Le budget propre de la mission tourisme, si l’on s’en tient aux chiffres indiqués aurait donc baissé de 26% depuis 2014, la nouvelle baisse de la subvention de l’OdTI entrainerait un reflux de 7%. Globalement l’action publique de Plaine Commune au titre du tourisme aurait baissé de 11% depuis le début de ce mandat. Je n’ai pas entendu en décembre 2017 lors de la présentation de l’actualisation du schéma touristique de Plaine Commune, la moindre réserve émanant des élu.e.s de ce conseil quant aux évolutions proposées. Elles ont été adoptées à l’unanimité.

Je souhaite donc bien du courage à celui ou celle qui voudrait expliquer, justifier ou promouvoir ce budget !!!

Salarié-es de l’office et agents de la mission tourisme auraient pu en prendre ombrage mais ils aiment trop les lézards bleus pour cela. J’ai bien entendu les témoignages de soutien et de reconnaissance renouvelés par le président de Plaine Commune et leur ai transmis. Dont acte.

On raconte qu’en l’an 2020 et quelques années, un voyageur s’était endormi sur le parvis de la basilique de Saint-Denis. Alors vous imaginez sa surprise, au lever du jour, quand une drôle de petite voix l’a réveillé. Elle disait :
– S’il vous plaît… dessine-moi un mouton !
– Dessine-moi un mouton…
– Mais… qu’est-ce que tu fais là ?
– Chez moi c’est tout petit. J’ai besoin d’un mouton. Dessine-moi un mouton.

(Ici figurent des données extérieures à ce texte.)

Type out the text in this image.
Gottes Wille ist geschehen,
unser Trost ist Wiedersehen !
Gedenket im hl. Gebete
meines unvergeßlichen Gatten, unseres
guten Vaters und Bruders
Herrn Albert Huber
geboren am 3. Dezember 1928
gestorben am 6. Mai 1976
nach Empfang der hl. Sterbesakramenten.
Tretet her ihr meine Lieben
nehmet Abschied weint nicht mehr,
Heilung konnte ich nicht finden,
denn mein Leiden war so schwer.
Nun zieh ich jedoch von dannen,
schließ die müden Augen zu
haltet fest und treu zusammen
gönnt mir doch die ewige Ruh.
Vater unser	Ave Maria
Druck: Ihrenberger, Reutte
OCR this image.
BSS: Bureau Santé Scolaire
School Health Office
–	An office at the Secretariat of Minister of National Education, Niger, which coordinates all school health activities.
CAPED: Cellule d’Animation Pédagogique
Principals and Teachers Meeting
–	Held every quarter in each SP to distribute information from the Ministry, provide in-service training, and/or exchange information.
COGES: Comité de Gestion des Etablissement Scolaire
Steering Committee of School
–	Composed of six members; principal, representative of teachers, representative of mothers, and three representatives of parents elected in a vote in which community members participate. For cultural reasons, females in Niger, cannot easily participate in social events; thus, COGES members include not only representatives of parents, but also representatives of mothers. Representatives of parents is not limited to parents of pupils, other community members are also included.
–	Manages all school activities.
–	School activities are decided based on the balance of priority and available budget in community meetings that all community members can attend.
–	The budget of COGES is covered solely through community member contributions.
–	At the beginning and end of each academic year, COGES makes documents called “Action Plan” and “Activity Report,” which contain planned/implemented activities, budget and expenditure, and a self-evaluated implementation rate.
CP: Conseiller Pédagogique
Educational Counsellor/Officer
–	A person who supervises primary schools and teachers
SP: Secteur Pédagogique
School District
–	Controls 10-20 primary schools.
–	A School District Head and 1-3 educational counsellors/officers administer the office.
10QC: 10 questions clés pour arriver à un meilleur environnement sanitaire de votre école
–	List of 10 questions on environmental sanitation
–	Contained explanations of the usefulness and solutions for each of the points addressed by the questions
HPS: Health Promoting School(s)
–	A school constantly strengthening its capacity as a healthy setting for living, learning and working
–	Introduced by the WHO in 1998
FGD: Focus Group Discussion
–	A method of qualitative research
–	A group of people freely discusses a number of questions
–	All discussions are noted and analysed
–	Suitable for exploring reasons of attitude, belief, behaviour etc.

Le voyageur était impressionné et paraissait très embêté. Il finit par répondre au Petit Prince :
Je voudrais bien essayer, bonhomme, mais je n’ai pas de crayon ; il n’y a plus de crédit budgétaire au tourisme. Alors le petit lézard bleu partit pleurer silencieusement dans la flèche de la basilique, pendant que les cars de tour opérateurs partaient vers des contrées plus accueillantes.

Merci à Saint-Exupéry et pour votre attention.